Data of insufficient quality were identified and removed using PLINK.
Methods
All samples were genotyped on the ImmunoChip. Patients diagnosed with MS (1,003) and 106
single nucleotide polymorphisms (SNPs) associated with risk of MS were extracted from our
parent dataset. Patients were identified with having a co-morbidity based on the presence of at
least one ICD-9 billing code. Logistic regression was performed with the first three principle
components included to adjust for population structure. The genome wide significant p-value of
5 x 10-8 was used to correct for multiple testing. Because MS occurs more frequently in
Caucasian populations and because a variety of ethnicities were present within our study
population, a covariate file was included in the analysis to account for this ethnicity. Data of
insufficient quality were identified and removed using PLINK.

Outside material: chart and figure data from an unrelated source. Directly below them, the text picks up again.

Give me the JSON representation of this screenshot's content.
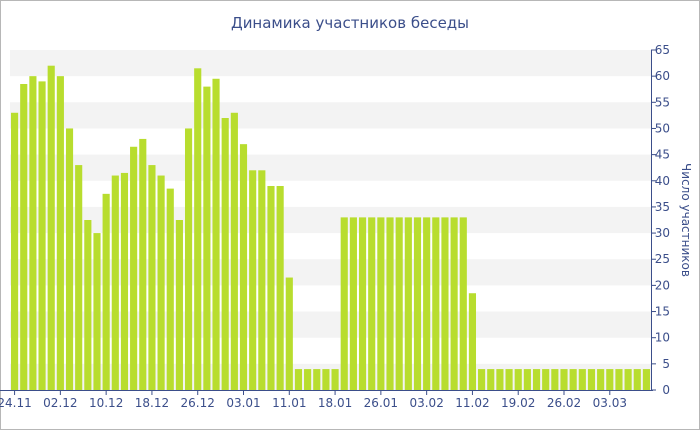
{
  "chart_data": {
    "type": "bar",
    "title": "Динамика участников беседы",
    "xlabel": "",
    "ylabel": "Число участников",
    "ylim": [
      0,
      65
    ],
    "yticks": [
      0,
      5,
      10,
      15,
      20,
      25,
      30,
      35,
      40,
      45,
      50,
      55,
      60,
      65
    ],
    "y_axis_side": "right",
    "grid": "alternating horizontal bands",
    "bar_color": "#b8dd2e",
    "band_color": "#f3f3f3",
    "text_color": "#3b4e8a",
    "x_tick_labels": [
      {
        "index": 0,
        "label": "24.11"
      },
      {
        "index": 5,
        "label": "02.12"
      },
      {
        "index": 10,
        "label": "10.12"
      },
      {
        "index": 15,
        "label": "18.12"
      },
      {
        "index": 20,
        "label": "26.12"
      },
      {
        "index": 25,
        "label": "03.01"
      },
      {
        "index": 30,
        "label": "11.01"
      },
      {
        "index": 35,
        "label": "18.01"
      },
      {
        "index": 40,
        "label": "26.01"
      },
      {
        "index": 45,
        "label": "03.02"
      },
      {
        "index": 50,
        "label": "11.02"
      },
      {
        "index": 55,
        "label": "19.02"
      },
      {
        "index": 60,
        "label": "26.02"
      },
      {
        "index": 65,
        "label": "03.03"
      }
    ],
    "values": [
      53,
      58.5,
      60,
      59,
      62,
      60,
      50,
      43,
      32.5,
      30,
      37.5,
      41,
      41.5,
      46.5,
      48,
      43,
      41,
      38.5,
      32.5,
      50,
      61.5,
      58,
      59.5,
      52,
      53,
      47,
      42,
      42,
      39,
      39,
      21.5,
      4,
      4,
      4,
      4,
      4,
      33,
      33,
      33,
      33,
      33,
      33,
      33,
      33,
      33,
      33,
      33,
      33,
      33,
      33,
      18.5,
      4,
      4,
      4,
      4,
      4,
      4,
      4,
      4,
      4,
      4,
      4,
      4,
      4,
      4,
      4,
      4,
      4,
      4,
      4
    ]
  }
}
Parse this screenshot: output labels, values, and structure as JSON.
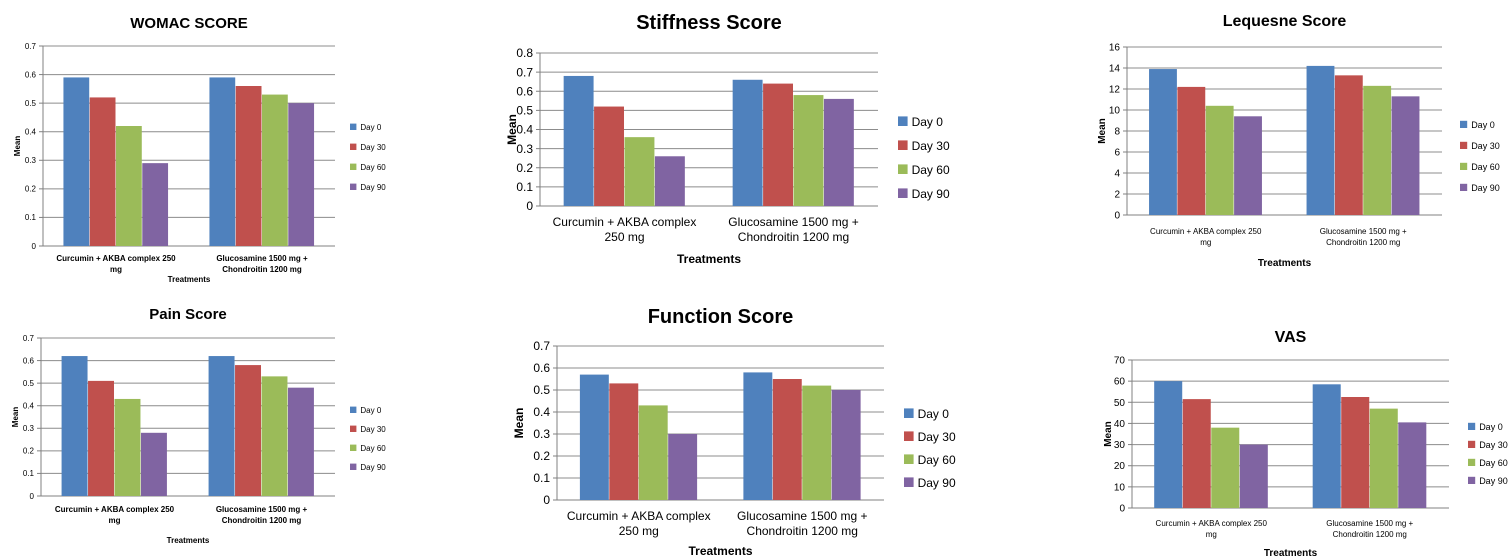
{
  "legend_colors": [
    "#4F81BD",
    "#C0504D",
    "#9BBB59",
    "#8064A2"
  ],
  "chart_data": [
    {
      "type": "bar",
      "title": "WOMAC SCORE",
      "xlabel": "Treatments",
      "ylabel": "Mean",
      "ylim": [
        0,
        0.7
      ],
      "yticks": [
        "0",
        "0.1",
        "0.2",
        "0.3",
        "0.4",
        "0.5",
        "0.6",
        "0.7"
      ],
      "categories": [
        [
          "Curcumin + AKBA complex 250",
          "mg"
        ],
        [
          "Glucosamine 1500 mg +",
          "Chondroitin 1200 mg"
        ]
      ],
      "series": [
        {
          "name": "Day 0",
          "values": [
            0.59,
            0.59
          ]
        },
        {
          "name": "Day 30",
          "values": [
            0.52,
            0.56
          ]
        },
        {
          "name": "Day 60",
          "values": [
            0.42,
            0.53
          ]
        },
        {
          "name": "Day 90",
          "values": [
            0.29,
            0.5
          ]
        }
      ],
      "legend": "right",
      "grid": true
    },
    {
      "type": "bar",
      "title": "Stiffness Score",
      "xlabel": "Treatments",
      "ylabel": "Mean",
      "ylim": [
        0,
        0.8
      ],
      "yticks": [
        "0",
        "0.1",
        "0.2",
        "0.3",
        "0.4",
        "0.5",
        "0.6",
        "0.7",
        "0.8"
      ],
      "categories": [
        [
          "Curcumin + AKBA complex",
          "250 mg"
        ],
        [
          "Glucosamine 1500 mg +",
          "Chondroitin 1200 mg"
        ]
      ],
      "series": [
        {
          "name": "Day 0",
          "values": [
            0.68,
            0.66
          ]
        },
        {
          "name": "Day 30",
          "values": [
            0.52,
            0.64
          ]
        },
        {
          "name": "Day 60",
          "values": [
            0.36,
            0.58
          ]
        },
        {
          "name": "Day 90",
          "values": [
            0.26,
            0.56
          ]
        }
      ],
      "legend": "right",
      "grid": true
    },
    {
      "type": "bar",
      "title": "Lequesne Score",
      "xlabel": "Treatments",
      "ylabel": "Mean",
      "ylim": [
        0,
        16
      ],
      "yticks": [
        "0",
        "2",
        "4",
        "6",
        "8",
        "10",
        "12",
        "14",
        "16"
      ],
      "categories": [
        [
          "Curcumin + AKBA complex 250",
          "mg"
        ],
        [
          "Glucosamine 1500 mg +",
          "Chondroitin 1200 mg"
        ]
      ],
      "series": [
        {
          "name": "Day 0",
          "values": [
            13.9,
            14.2
          ]
        },
        {
          "name": "Day 30",
          "values": [
            12.2,
            13.3
          ]
        },
        {
          "name": "Day 60",
          "values": [
            10.4,
            12.3
          ]
        },
        {
          "name": "Day 90",
          "values": [
            9.4,
            11.3
          ]
        }
      ],
      "legend": "right",
      "grid": true
    },
    {
      "type": "bar",
      "title": "Pain Score",
      "xlabel": "Treatments",
      "ylabel": "Mean",
      "ylim": [
        0,
        0.7
      ],
      "yticks": [
        "0",
        "0.1",
        "0.2",
        "0.3",
        "0.4",
        "0.5",
        "0.6",
        "0.7"
      ],
      "categories": [
        [
          "Curcumin + AKBA complex 250",
          "mg"
        ],
        [
          "Glucosamine 1500 mg +",
          "Chondroitin 1200 mg"
        ]
      ],
      "series": [
        {
          "name": "Day 0",
          "values": [
            0.62,
            0.62
          ]
        },
        {
          "name": "Day 30",
          "values": [
            0.51,
            0.58
          ]
        },
        {
          "name": "Day 60",
          "values": [
            0.43,
            0.53
          ]
        },
        {
          "name": "Day 90",
          "values": [
            0.28,
            0.48
          ]
        }
      ],
      "legend": "right",
      "grid": true
    },
    {
      "type": "bar",
      "title": "Function Score",
      "xlabel": "Treatments",
      "ylabel": "Mean",
      "ylim": [
        0,
        0.7
      ],
      "yticks": [
        "0",
        "0.1",
        "0.2",
        "0.3",
        "0.4",
        "0.5",
        "0.6",
        "0.7"
      ],
      "categories": [
        [
          "Curcumin + AKBA complex",
          "250 mg"
        ],
        [
          "Glucosamine 1500 mg +",
          "Chondroitin 1200 mg"
        ]
      ],
      "series": [
        {
          "name": "Day 0",
          "values": [
            0.57,
            0.58
          ]
        },
        {
          "name": "Day 30",
          "values": [
            0.53,
            0.55
          ]
        },
        {
          "name": "Day 60",
          "values": [
            0.43,
            0.52
          ]
        },
        {
          "name": "Day 90",
          "values": [
            0.3,
            0.5
          ]
        }
      ],
      "legend": "right",
      "grid": true
    },
    {
      "type": "bar",
      "title": "VAS",
      "xlabel": "Treatments",
      "ylabel": "Mean",
      "ylim": [
        0,
        70
      ],
      "yticks": [
        "0",
        "10",
        "20",
        "30",
        "40",
        "50",
        "60",
        "70"
      ],
      "categories": [
        [
          "Curcumin + AKBA complex 250",
          "mg"
        ],
        [
          "Glucosamine 1500 mg +",
          "Chondroitin 1200 mg"
        ]
      ],
      "series": [
        {
          "name": "Day 0",
          "values": [
            60,
            58.5
          ]
        },
        {
          "name": "Day 30",
          "values": [
            51.5,
            52.5
          ]
        },
        {
          "name": "Day 60",
          "values": [
            38,
            47
          ]
        },
        {
          "name": "Day 90",
          "values": [
            30,
            40.5
          ]
        }
      ],
      "legend": "right",
      "grid": true
    }
  ]
}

Initially, we used ICD-9 billing codes and regular expressions to identify individuals diagnosed
with MS and rheumatoid arthritis (RA), a common comorbidity. In this study we analyzed to see
if any variants known to be risk factors for MS were also associated with simultaneous
development of RA. While no SNPs in the analysis passed the significance threshold, the
number of SNPs in close proximity to the significance threshold warranted further investigation
within a wider scope of phenotypes observed in MS patients. By studying a wider variety of
phenotypes, we were able to identify diseases with genetic variants that correlate only weakly to
an increased risk of development of MS. PheWAS analysis was performed using a package
within the statistical computing program, R. The study population consists of 1,003 individuals
diagnosed with MS, the primary phenotype of interest. ICD9 billing codes contained within the
EMRs identified the comorbidities or secondary phenotypes analyzed in this study. Using these
secondary phenotypes, the PheWAS was used to identify potentially significant genetic variants
within this population of MS patients. We separated the most significant secondary phenotypes
and displayed them as Manhattan plots.
Results and discussion
None of the p-values of the SNPs identified by the PheWAS reached the threshold for genome
wide significance (5 x 10-8). However, 18 SNPs had associative p-values. These 18 SNPs,
spanning 10 different phenotypes, each had corresponding p-values smaller than 8 x 10-6. The
ICD-9 billing codes associated with the most significant SNPs were 792, 452, and 81. The
phenotypes that correspond to these codes are “nonspecific abnormal findings in other body
substances”, “portal vein thrombosis”, and “other typhus” respectively. ICD-9 code 792 yielded
the SNP X1kg_13_98874890_A (p = 6.02 x 10-7, OR = 2.98). ICD-9 code 452 yielded the SNP
rs193772_A (p = 7.18 x 10-7, OR = 2.65). ICD-9 code 81 yielded the SNP
Imm_11_118254528_T (p = 8.93 x 10-7, OR = 3.71). The remaining 15 associative SNPs
represent a wide range of phenotypes. Only one of these phenotypes, diabetes, is a comorbidity
of high prevalence among MS patients. The SNPs corresponding to the diabetes phenotype did
not, however, reach genome wide significance.
Conclusion
When compared against the published literature, the most significant phenotypes identified in
this study are not strongly associated with the MS disease course or pathways. Further, none of
the SNPs identified by the PheWAS analysis had significant enough p-values to give reason to
believe that genetic variants associated with these phenotypes could result in an increased risk
of developing comorbidities commonly associated with MS. We cannot say that genetic variants
known to increase the likelihood of MS also increase the likelihood of any other comorbidity. A
larger cohort and more powerful analytical tools may, in the future, allow a clearer picture of the
genetic relationship between MS and its comorbidities.